Bandung's Legacy: Solidarity and Contestation in Global Women’s Rights

Document Type

Book Chapter

Publication Date

2017

Editor(s)

Luis Eslava, Michael Fakhri, and Vasuki Nesiah

ISBN

9781316414880

Publisher

Cambridge University Press

Language

en-US

Abstract

The Bandung Conference brought together leaders from Asia and Africa in 1955. Although the legacy of the conference is contested, scholars and activists credit Bandung as a founding moment in the rise of third world solidarity and the eventual formation of the non-aligned movement (NAM) (Seng 2008). The final communiqué made a significant statement towards human rights, declaring the full support of the Asia-African Conference to the Charter of the United Nations, and took note of the Universal Declaration of Human Rights as a common standard of achievement for all peoples and all nations (Bandung Final Communique 1955).

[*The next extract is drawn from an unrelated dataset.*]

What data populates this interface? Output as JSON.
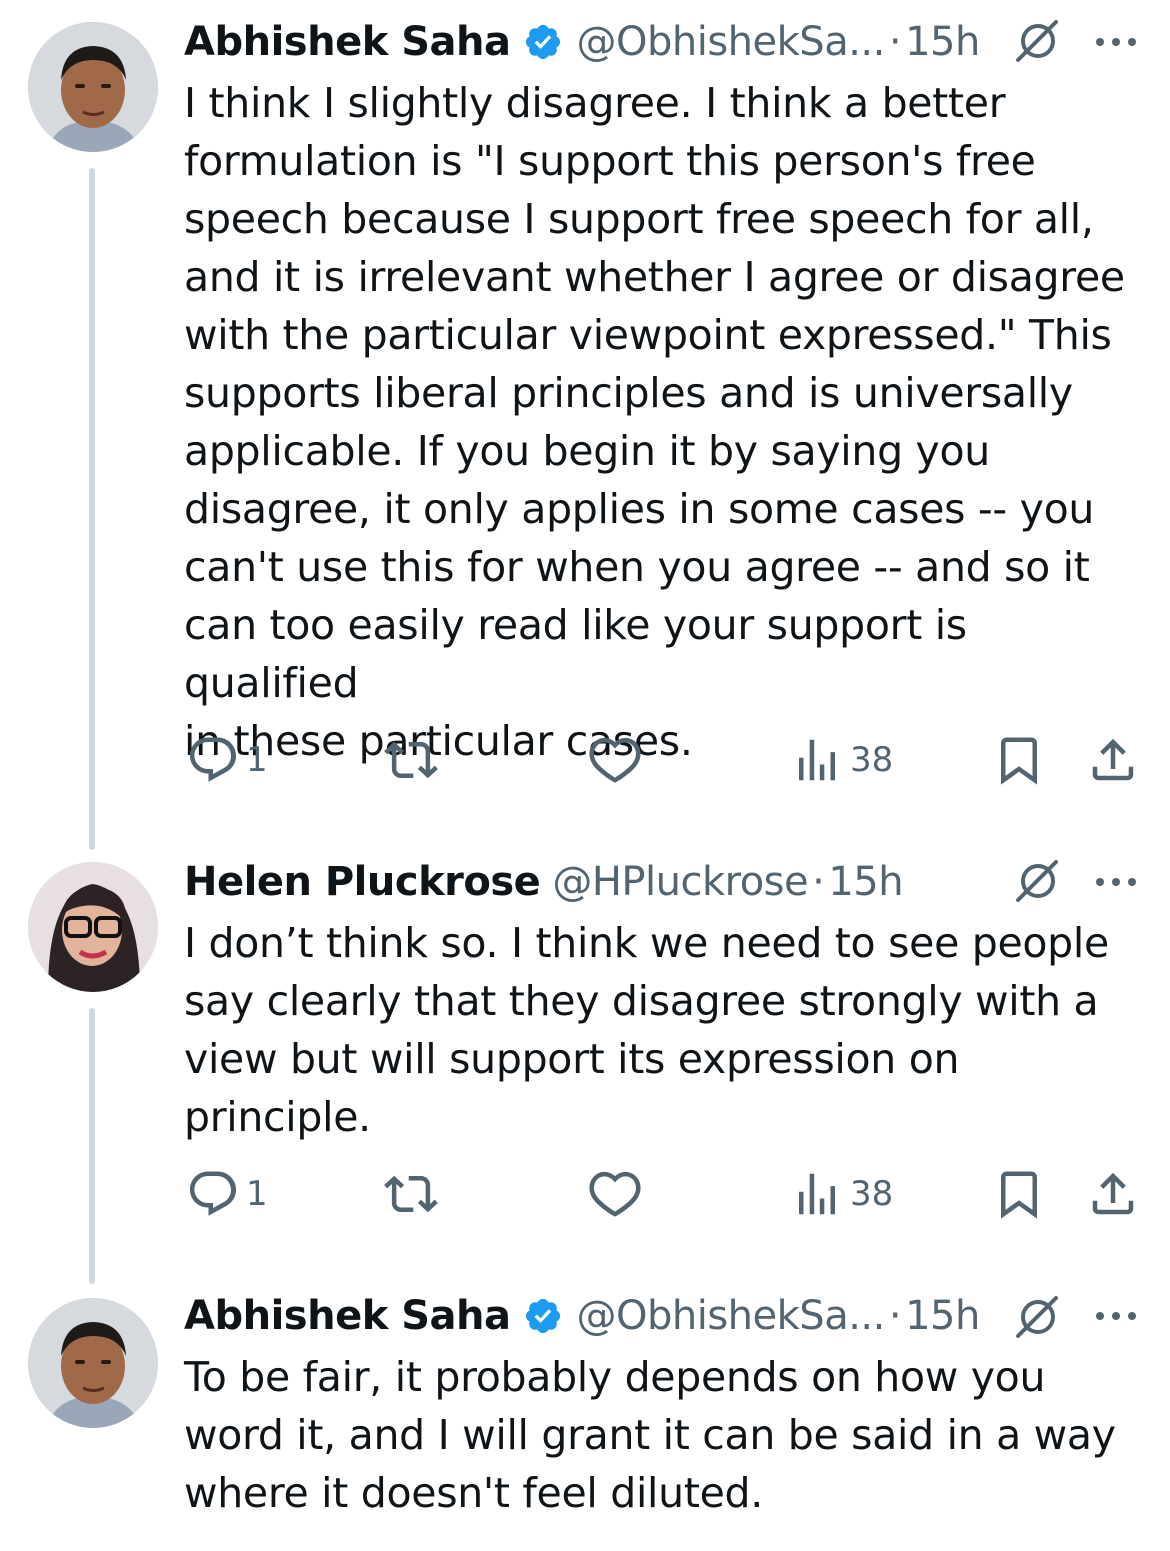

This chapter reflects on transnational feminist activism in global governance in the decades following the Bandung Conference. The chapter examines both moments of solidarity and points of departure as women’s rights activists sought to develop a unified platform for advocacy in international law following Bandung. First, using the example of the UN conferences on population, I demonstrate how GS feminists allied with GN feminists to bring a fundamental shift away from population control towards a reproductive health frame. Yet, I argue in Part II, tensions remain as feminists contest the centrality of the broader structural contributors to women’s inequality as part of a feminist agenda. This particular feminist debate, between a broader structural approach to women’s inequality and one based on single-issue feminist projects, is especially present in the global movement to end violence against women (VAW), which often places identity-oriented criminal law and security strategies at odds with broader socio-economic solutions to for addressing VAW.